Survival rates for pancreatic cancer have barely improved in 50 years, with fewer than 6% of patients in Scotland surviving five years after their diagnosis. Currently, the only potential curative treatment of the disease is surgery, but just one in ten patients receive the operation. Tragically, the majority of patients are not diagnosed until after the cancer has spread to other parts of the body, meaning it is no longer possible to save their lives. Charities like Worldwide Cancer Research and Pancreatic Cancer UK are funding research to change this outcome for those diagnosed.
Immunotherapy treatments, which boost the immune system’s ability to recognise and destroy cancer cells, have proven a revelation for some types of cancers, such as leukaemia, but have so far been ineffective at treating pancreatic cancer. Dr Coffelt and his team have previously studied how some immune cells, called gamma delta T cells, play a role in driving the progression of pancreatic tumours. It is thought that they do this by controlling the activity of other types of immune cells, to produce the ideal environment for the tumour to grow and spread to other parts of the body.
Current immunotherapies available in clinics are often not working for patients with pancreatic cancer, which is the deadliest common cancer. Using cutting-edge techniques, Dr Coffelt and his team aim to learn more about how the immune system functions as pancreatic cancer spreads, so that they can try to identify new ways to target pancreatic cancer and offer hope to those who have been diagnosed.

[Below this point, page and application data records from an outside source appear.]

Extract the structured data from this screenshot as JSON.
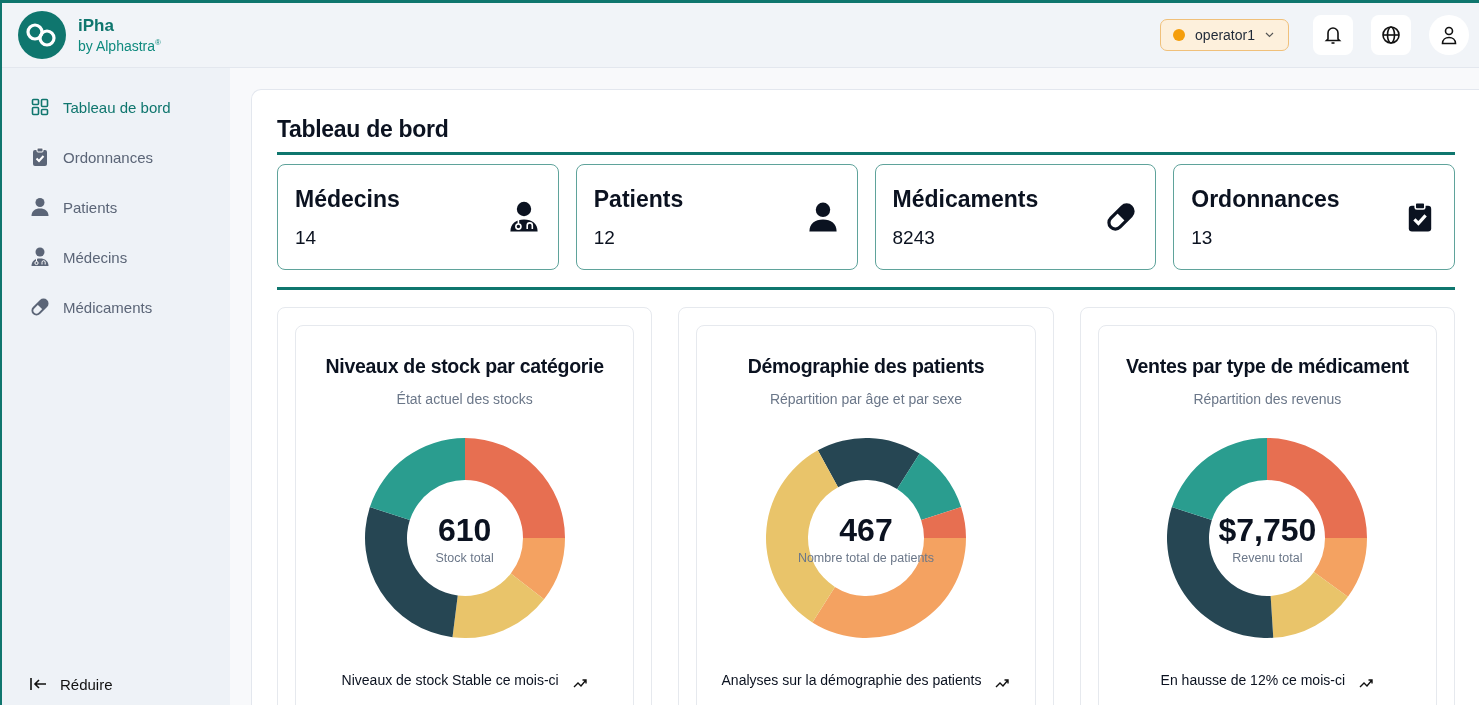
{
  "app": {
    "name": "iPha",
    "byline": "by Alphastra$^{®}$"
  },
  "user_menu": {
    "label": "operator1"
  },
  "sidebar": {
    "items": [
      {
        "label": "Tableau de bord",
        "kind": "grid",
        "selected": true
      },
      {
        "label": "Ordonnances",
        "kind": "clipboard",
        "selected": false
      },
      {
        "label": "Patients",
        "kind": "person",
        "selected": false
      },
      {
        "label": "Médecins",
        "kind": "doctor",
        "selected": false
      },
      {
        "label": "Médicaments",
        "kind": "pill",
        "selected": false
      }
    ],
    "collapse": "Réduire"
  },
  "page_title": "Tableau de bord",
  "stats": [
    {
      "label": "Médecins",
      "value": "14",
      "kind": "doctor"
    },
    {
      "label": "Patients",
      "value": "12",
      "kind": "person"
    },
    {
      "label": "Médicaments",
      "value": "8243",
      "kind": "pill"
    },
    {
      "label": "Ordonnances",
      "value": "13",
      "kind": "clipboard"
    }
  ],
  "charts": [
    {
      "title": "Niveaux de stock par catégorie",
      "subtitle": "État actuel des stocks",
      "total": "610",
      "total_label": "Stock total",
      "footer": "Niveaux de stock Stable ce mois-ci"
    },
    {
      "title": "Démographie des patients",
      "subtitle": "Répartition par âge et par sexe",
      "total": "467",
      "total_label": "Nombre total de patients",
      "footer": "Analyses sur la démographie des patients"
    },
    {
      "title": "Ventes par type de médicament",
      "subtitle": "Répartition des revenus",
      "total": "$7,750",
      "total_label": "Revenu total",
      "footer": "En hausse de 12% ce mois-ci"
    }
  ]
}
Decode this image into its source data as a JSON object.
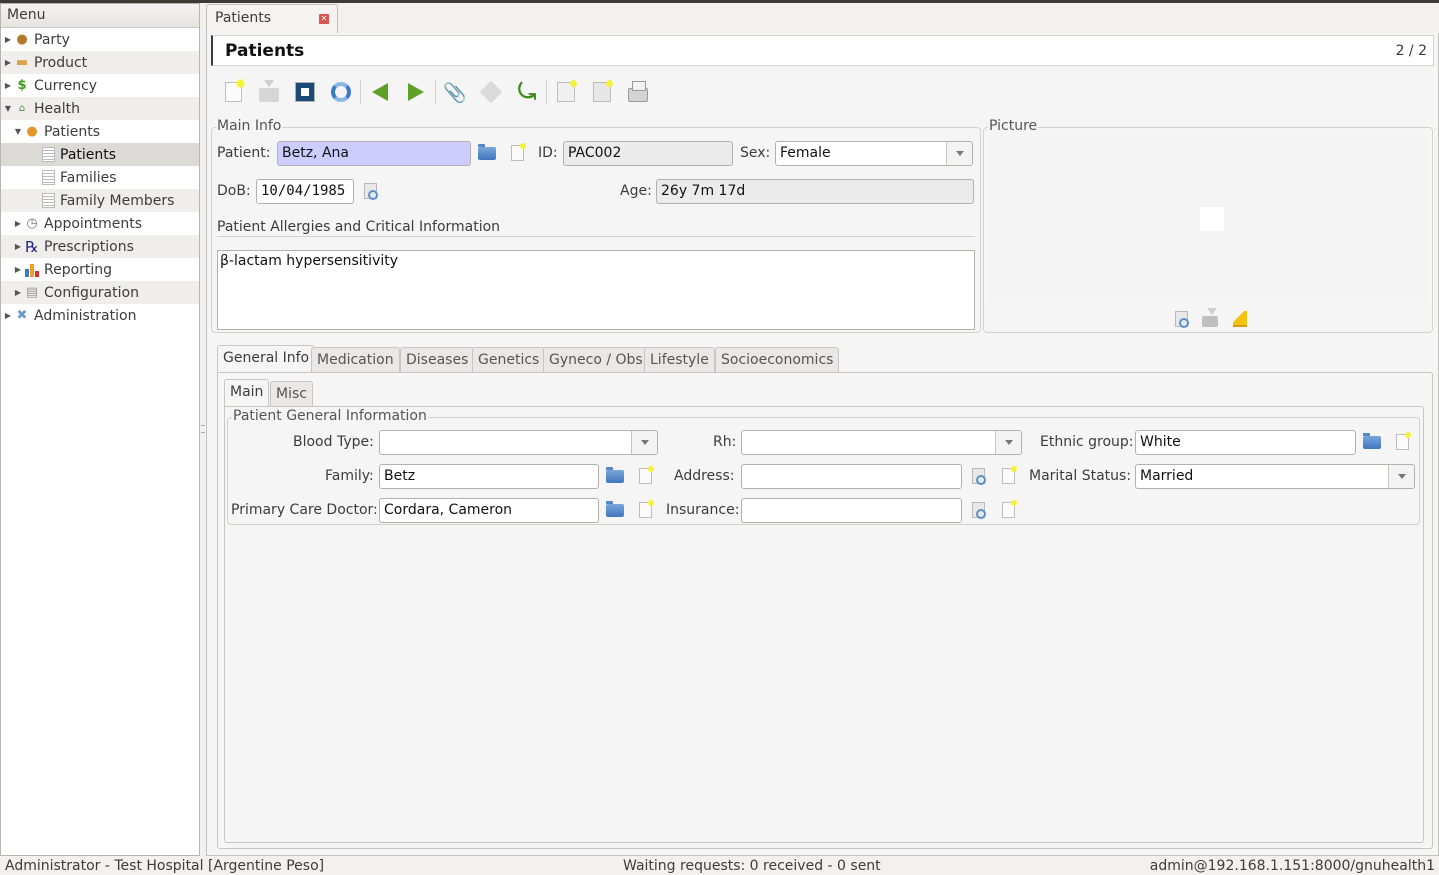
{
  "menu": {
    "header": "Menu",
    "items": [
      {
        "label": "Party",
        "icon": "party-icon",
        "level": 0,
        "expanded": false
      },
      {
        "label": "Product",
        "icon": "product-icon",
        "level": 0,
        "expanded": false
      },
      {
        "label": "Currency",
        "icon": "currency-icon",
        "level": 0,
        "expanded": false
      },
      {
        "label": "Health",
        "icon": "health-icon",
        "level": 0,
        "expanded": true
      },
      {
        "label": "Patients",
        "icon": "patient-icon",
        "level": 1,
        "expanded": true
      },
      {
        "label": "Patients",
        "icon": "document-icon",
        "level": 2,
        "selected": true
      },
      {
        "label": "Families",
        "icon": "document-icon",
        "level": 2
      },
      {
        "label": "Family Members",
        "icon": "document-icon",
        "level": 2
      },
      {
        "label": "Appointments",
        "icon": "clock-icon",
        "level": 1,
        "expanded": false
      },
      {
        "label": "Prescriptions",
        "icon": "rx-icon",
        "level": 1,
        "expanded": false
      },
      {
        "label": "Reporting",
        "icon": "bar-chart-icon",
        "level": 1,
        "expanded": false
      },
      {
        "label": "Configuration",
        "icon": "configuration-icon",
        "level": 1,
        "expanded": false
      },
      {
        "label": "Administration",
        "icon": "tools-icon",
        "level": 0,
        "expanded": false
      }
    ]
  },
  "tab": {
    "label": "Patients"
  },
  "header": {
    "title": "Patients",
    "record_counter": "2 / 2"
  },
  "toolbar": {
    "buttons": [
      "new",
      "save",
      "switch-view",
      "reload",
      "previous",
      "next",
      "attachment",
      "action",
      "relate",
      "report",
      "email-report",
      "print"
    ]
  },
  "main_info": {
    "group_label": "Main Info",
    "patient_label": "Patient:",
    "patient_value": "Betz, Ana",
    "id_label": "ID:",
    "id_value": "PAC002",
    "sex_label": "Sex:",
    "sex_value": "Female",
    "dob_label": "DoB:",
    "dob_value": "10/04/1985",
    "age_label": "Age:",
    "age_value": "26y 7m 17d",
    "allergies_label": "Patient Allergies and Critical Information",
    "allergies_value": "β-lactam hypersensitivity"
  },
  "picture": {
    "group_label": "Picture"
  },
  "tabs": [
    "General Info",
    "Medication",
    "Diseases",
    "Genetics",
    "Gyneco / Obs",
    "Lifestyle",
    "Socioeconomics"
  ],
  "subtabs": [
    "Main",
    "Misc"
  ],
  "general": {
    "group_label": "Patient General Information",
    "blood_type_label": "Blood Type:",
    "blood_type_value": "",
    "rh_label": "Rh:",
    "rh_value": "",
    "ethnic_label": "Ethnic group:",
    "ethnic_value": "White",
    "family_label": "Family:",
    "family_value": "Betz",
    "address_label": "Address:",
    "address_value": "",
    "marital_label": "Marital Status:",
    "marital_value": "Married",
    "doctor_label": "Primary Care Doctor:",
    "doctor_value": "Cordara, Cameron",
    "insurance_label": "Insurance:",
    "insurance_value": ""
  },
  "status": {
    "user": "Administrator - Test Hospital [Argentine Peso]",
    "requests": "Waiting requests: 0 received - 0 sent",
    "connection": "admin@192.168.1.151:8000/gnuhealth1"
  },
  "colors": {
    "required_field": "#ccccff",
    "readonly_field": "#ebebeb",
    "accent_green": "#5fa02a"
  }
}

Research into pancreatic cancer has been underfunded for decades, receiving only 3% of the UK cancer research budget. Worldwide Cancer Research and Pancreatic Cancer UK have come together to address this by jointly investing more than £240,000 in funding this new project, which will run at the Beatson Institute for Cancer Research and the University of Glasgow for the next three years.
Dr Seth Coffelt, Senior Research Fellow at the School of Cancer Sciences, said: "I am absolutely delighted to receive funding from Worldwide Cancer Research and Pancreatic Cancer UK. This funding will allow us to investigate the role of immune cells in pancreatic cancer progression. Hopefully, our results will someday lead to new immunotherapies for people with pancreatic cancer."
Stephanie Sinclair, Science Communications Manager at Worldwide Cancer Research, said: "I am very excited to see this innovative cancer research project starting here in Scotland, where Worldwide Cancer Research is based. We are delighted to be working with Pancreatic Cancer UK to support this crucial research looking for new cures for pancreatic cancer."
Dr Chris Macdonald, Head of Research at Pancreatic Cancer UK, said: "Pancreatic cancer is a highly metastatic disease, often spreading throughout the body even before the first symptoms present themselves. Curative surgery is only possible if the disease is still contained in the pancreas, and even for those patients who are not able to have surgery, chemotherapy is much more effective if the cancer has not spread.
"Therefore, understanding why and how pancreatic cancer is able to hide from the immune system and spread around the body could allow us to find new ways to reduce or even prevent this from happening, giving more people the opportunity to survive for longer and spend more precious time with their loved ones."